This artist's concept depicts astronauts and human habitats on Mars. Scientists in Germany have found a way to grow bacteria under Mars-like conditions. Nasa / JPL-Caltech
This artist's concept depicts astronauts and human habitats on Mars. Scientists in Germany have found a way to grow bacteria under Mars-like conditions. Nasa / JPL-Caltech
This artist's concept depicts astronauts and human habitats on Mars. Scientists in Germany have found a way to grow bacteria under Mars-like conditions. Nasa / JPL-Caltech
This artist's concept depicts astronauts and human habitats on Mars. Scientists in Germany have found a way to grow bacteria under Mars-like conditions. Nasa / JPL-Caltech

How growing bacteria could help astronauts survive on Mars


Daniel Bardsley
  • English
  • Arabic

Although the question of whether there is life on Mars has long been a source of fascination, a more pertinent issue for human missions to the Red Planet is whether new life could grow there.
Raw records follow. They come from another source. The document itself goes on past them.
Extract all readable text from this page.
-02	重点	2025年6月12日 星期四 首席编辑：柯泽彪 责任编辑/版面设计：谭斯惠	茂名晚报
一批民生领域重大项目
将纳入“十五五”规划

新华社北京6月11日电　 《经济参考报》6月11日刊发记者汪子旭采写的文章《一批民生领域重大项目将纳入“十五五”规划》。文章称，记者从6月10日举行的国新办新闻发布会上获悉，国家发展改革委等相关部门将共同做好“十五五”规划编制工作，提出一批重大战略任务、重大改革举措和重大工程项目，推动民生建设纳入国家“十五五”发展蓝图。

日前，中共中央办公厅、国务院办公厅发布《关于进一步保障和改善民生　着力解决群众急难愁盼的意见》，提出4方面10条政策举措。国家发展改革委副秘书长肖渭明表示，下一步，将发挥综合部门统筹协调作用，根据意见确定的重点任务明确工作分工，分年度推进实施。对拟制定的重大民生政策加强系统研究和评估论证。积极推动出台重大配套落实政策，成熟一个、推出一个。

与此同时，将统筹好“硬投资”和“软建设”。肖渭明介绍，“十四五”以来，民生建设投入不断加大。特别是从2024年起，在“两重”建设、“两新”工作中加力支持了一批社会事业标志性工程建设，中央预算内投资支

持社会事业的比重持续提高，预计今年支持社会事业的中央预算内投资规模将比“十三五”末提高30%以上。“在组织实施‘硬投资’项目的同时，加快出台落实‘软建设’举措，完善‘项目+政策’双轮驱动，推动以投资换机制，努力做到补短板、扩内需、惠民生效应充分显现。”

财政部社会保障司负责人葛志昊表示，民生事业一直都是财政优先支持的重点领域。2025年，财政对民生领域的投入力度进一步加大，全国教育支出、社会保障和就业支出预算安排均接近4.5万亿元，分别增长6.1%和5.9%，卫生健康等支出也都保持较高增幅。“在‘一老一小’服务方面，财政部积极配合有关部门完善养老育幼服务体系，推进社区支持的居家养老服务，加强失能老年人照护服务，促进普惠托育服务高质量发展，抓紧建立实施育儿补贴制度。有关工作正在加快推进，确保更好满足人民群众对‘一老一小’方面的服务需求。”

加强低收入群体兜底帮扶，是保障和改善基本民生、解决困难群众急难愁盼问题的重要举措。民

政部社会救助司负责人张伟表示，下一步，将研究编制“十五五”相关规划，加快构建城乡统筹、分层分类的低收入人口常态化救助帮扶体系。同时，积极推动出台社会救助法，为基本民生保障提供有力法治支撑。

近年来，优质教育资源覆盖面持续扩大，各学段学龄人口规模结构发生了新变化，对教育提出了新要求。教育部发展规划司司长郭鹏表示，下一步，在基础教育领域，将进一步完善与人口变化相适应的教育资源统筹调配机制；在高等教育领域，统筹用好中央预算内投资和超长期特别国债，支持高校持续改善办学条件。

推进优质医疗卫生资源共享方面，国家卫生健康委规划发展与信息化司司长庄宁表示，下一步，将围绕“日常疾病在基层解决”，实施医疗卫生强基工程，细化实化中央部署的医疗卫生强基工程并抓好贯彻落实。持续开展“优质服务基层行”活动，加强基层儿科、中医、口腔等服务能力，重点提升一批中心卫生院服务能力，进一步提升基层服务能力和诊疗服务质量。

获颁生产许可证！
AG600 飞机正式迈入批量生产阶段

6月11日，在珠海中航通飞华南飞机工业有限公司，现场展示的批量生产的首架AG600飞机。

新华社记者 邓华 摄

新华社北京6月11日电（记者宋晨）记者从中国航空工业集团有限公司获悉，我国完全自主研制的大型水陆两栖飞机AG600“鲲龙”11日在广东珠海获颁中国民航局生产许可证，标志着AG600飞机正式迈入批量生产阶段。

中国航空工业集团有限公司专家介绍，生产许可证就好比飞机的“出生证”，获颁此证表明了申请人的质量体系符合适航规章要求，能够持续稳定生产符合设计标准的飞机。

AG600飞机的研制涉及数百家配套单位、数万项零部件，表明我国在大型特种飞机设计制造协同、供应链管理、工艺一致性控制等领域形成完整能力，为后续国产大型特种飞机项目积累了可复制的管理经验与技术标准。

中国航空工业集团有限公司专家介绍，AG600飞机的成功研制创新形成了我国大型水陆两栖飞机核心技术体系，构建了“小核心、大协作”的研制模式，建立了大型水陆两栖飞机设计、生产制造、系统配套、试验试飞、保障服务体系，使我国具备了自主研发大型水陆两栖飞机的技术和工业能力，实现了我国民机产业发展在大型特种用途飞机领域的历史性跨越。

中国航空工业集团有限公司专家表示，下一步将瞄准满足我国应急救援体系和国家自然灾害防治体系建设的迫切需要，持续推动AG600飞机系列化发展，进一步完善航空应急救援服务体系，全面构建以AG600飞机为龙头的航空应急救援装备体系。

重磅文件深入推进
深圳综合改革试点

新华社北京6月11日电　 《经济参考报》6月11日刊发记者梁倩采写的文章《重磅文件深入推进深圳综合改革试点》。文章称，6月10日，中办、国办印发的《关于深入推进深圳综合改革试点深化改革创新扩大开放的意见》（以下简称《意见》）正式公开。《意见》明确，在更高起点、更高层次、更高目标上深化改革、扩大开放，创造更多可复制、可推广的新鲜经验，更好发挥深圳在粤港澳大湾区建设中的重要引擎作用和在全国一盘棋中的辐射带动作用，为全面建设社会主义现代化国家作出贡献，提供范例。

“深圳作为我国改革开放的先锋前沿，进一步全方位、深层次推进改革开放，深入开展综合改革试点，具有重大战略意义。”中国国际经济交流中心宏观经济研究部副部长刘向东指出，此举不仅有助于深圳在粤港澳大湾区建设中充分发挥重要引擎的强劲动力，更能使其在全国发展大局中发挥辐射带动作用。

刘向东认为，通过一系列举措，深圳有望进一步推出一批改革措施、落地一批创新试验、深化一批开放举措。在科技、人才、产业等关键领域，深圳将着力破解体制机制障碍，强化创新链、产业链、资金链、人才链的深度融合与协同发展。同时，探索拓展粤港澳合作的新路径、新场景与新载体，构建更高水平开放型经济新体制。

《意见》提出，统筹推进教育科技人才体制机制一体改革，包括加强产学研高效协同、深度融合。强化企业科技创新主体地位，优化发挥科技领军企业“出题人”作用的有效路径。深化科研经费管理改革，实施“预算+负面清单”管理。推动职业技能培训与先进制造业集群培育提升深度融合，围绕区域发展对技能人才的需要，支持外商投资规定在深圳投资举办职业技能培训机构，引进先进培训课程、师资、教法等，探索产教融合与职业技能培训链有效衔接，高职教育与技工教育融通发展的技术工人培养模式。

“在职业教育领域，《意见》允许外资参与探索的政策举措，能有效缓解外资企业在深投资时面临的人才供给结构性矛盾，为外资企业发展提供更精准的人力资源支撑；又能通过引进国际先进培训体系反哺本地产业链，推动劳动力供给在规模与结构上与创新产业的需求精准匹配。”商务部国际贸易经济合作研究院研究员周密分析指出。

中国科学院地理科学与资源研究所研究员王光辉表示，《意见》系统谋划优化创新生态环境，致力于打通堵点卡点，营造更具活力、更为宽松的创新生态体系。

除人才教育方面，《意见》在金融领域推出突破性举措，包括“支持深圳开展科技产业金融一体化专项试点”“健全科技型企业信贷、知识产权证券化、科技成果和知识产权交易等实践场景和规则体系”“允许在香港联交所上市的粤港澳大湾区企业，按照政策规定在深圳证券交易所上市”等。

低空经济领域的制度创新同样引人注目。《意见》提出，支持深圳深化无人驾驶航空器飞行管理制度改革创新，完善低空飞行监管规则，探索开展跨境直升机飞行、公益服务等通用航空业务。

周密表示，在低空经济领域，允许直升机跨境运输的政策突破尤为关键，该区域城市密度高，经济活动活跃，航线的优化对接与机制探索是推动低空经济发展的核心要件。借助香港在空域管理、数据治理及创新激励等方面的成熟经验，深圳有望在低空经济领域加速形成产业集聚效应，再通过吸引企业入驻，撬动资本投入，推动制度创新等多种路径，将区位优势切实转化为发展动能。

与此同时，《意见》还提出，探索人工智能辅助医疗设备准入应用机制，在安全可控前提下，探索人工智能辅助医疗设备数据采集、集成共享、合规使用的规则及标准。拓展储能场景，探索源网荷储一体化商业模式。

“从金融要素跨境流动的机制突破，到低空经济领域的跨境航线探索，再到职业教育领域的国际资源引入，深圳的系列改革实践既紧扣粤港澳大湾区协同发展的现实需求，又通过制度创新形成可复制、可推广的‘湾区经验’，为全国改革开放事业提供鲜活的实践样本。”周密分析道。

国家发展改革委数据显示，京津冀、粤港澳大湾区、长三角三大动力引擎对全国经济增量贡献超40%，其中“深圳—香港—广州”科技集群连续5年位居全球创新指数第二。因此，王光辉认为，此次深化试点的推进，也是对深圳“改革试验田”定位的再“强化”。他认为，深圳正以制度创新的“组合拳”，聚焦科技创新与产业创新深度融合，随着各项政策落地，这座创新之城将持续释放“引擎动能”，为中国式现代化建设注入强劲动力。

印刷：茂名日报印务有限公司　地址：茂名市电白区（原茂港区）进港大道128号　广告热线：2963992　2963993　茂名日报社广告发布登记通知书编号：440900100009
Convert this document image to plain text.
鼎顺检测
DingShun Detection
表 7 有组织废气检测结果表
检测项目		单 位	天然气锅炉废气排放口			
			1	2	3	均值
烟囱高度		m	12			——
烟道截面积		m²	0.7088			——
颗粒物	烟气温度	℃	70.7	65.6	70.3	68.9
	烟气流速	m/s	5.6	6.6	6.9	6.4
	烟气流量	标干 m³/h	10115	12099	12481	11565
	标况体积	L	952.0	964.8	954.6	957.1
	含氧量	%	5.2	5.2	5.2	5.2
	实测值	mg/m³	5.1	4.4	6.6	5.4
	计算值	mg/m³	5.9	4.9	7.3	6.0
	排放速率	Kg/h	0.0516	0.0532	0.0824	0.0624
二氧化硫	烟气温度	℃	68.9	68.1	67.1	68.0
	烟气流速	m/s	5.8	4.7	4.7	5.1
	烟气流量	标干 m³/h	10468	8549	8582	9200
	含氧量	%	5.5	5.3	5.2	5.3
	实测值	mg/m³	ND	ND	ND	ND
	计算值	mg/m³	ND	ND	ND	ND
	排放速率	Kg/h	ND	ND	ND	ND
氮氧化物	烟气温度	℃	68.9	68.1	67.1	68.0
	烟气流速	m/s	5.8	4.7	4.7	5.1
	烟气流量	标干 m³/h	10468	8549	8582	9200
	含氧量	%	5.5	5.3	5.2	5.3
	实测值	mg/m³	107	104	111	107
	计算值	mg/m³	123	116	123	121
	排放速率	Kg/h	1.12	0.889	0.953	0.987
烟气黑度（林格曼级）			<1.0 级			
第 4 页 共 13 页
This is vital if expeditions are to be sustainable – and new research in Germany indicates that bacteria can be cultured in conditions that could be recreated on Mars.

One of the biggest potential hurdles to growing organisms on Mars is the low pressure of the atmosphere there, which is just one-hundredth that of Earth’s.

To look at whether bacteria could grow in low-pressure conditions, Dr Cyprien Verseux and colleagues from the University of Bremen's Centre of Applied Space Technology and Microgravity, or Zarm, developed a "bioreactor". This is called Atmos, or Atmosphere Tester for Mars-bound Organic Systems, and will try to grow cyanobacteria – a blue-green algae found naturally in water that can photosynthesise its own food
"If you can grow the cyanobacteria at low pressure, it's much easier," Dr Verseux said. "If not, you have a big pressure difference and you need something which is very robust and very heavy. Every kilogram increases the cost of the mission."

Dr Cyprien Verseux, lead researcher of the project, and some of the vessels in which cyanobacteria have been grown. The green colour of the bacteria can be seen in one of the vessels. Courtesy: Zarm
Dr Cyprien Verseux, lead researcher of the project, and some of the vessels in which cyanobacteria have been grown. The green colour of the bacteria can be seen in one of the vessels. Courtesy: Zarm

The bioreactor consists of nine glass and steel vessels in which the contents are stirred and the pressure kept to about one-tenth that on Earth or about 10 times that on Mars.

There were rich supplies of nitrogen and carbon dioxide, conditions that could be recreated on the surface of Mars. In one set of experiments, a growth medium – based on the nutrients found on Mars – was included.

Last summer, when Dr Verseux, who heads Zarm’s laboratory of applied space microbiology, opened up the system, he was delighted with what he saw.

“I was quite excited when I found out,” he said. “I saw the cultures were a very dense green colour, which means they had proliferated. That’s when I realised it was working.”

The key finding is that, even at low pressure, cyanobacteria can use the gases available on Mars and the nutrients in Martian dust to grow and reproduce.

Those used in the study, a filamentous type called Anabaena, use carbon dioxide and nitrogen and incorporate it into nutrients.

For a mission to Mars, cyanobacteria could potentially be used as food themselves or to produce biofuels. They could also provide nutrients for other organisms, and the researchers found that other bacteria, including Escherichia coli, a source of food and medicines, could grow on a medium made from the cyanobacteria produced in Atmos.

Bacteria was grown in this bioreactor after mimicking conditions in Mars at the Centre of Applied Space Technology and Microgravity, Zarm, at Bremen University. Courtesy: Zarm
Bacteria was grown in this bioreactor after mimicking conditions in Mars at the Centre of Applied Space Technology and Microgravity, Zarm, at Bremen University. Courtesy: Zarm

On Mars, the oxygen produced by the cyanobacteria could potentially be collected and used by astronauts.
After publishing the research in the Frontiers in Microbiology journal, Dr Verseux and his colleagues are now working to optimise the system, as this could encourage space agencies to look at using the technology.

“We need to do the work of being able to tell them: ‘Here’s what you can get from that technology,’” he said.

“Now we are improving the system. We’re adding some new features. We’re going to start using it again soon.”

Nasa is among the organisations with plans for human missions to Mars, with the space agency hoping to undertake them in the 2030s.

A scientist not linked to the research, Dr Paul Byrne, an associate professor of planetary science at North Carolina State University in the US, said using Martian soil and materials present on Mars to sustain humans there would “reduce the amount of stuff we have to bring from Earth”.

While cautioning that he could not say if the technology in the latest study would be adopted, he said such efforts could make missions more feasible.

“Anything in support of human exploration is going to make it cheaper, and if it makes it cheaper it makes it more possible, because fundamentally these things are bound by cost,” he said.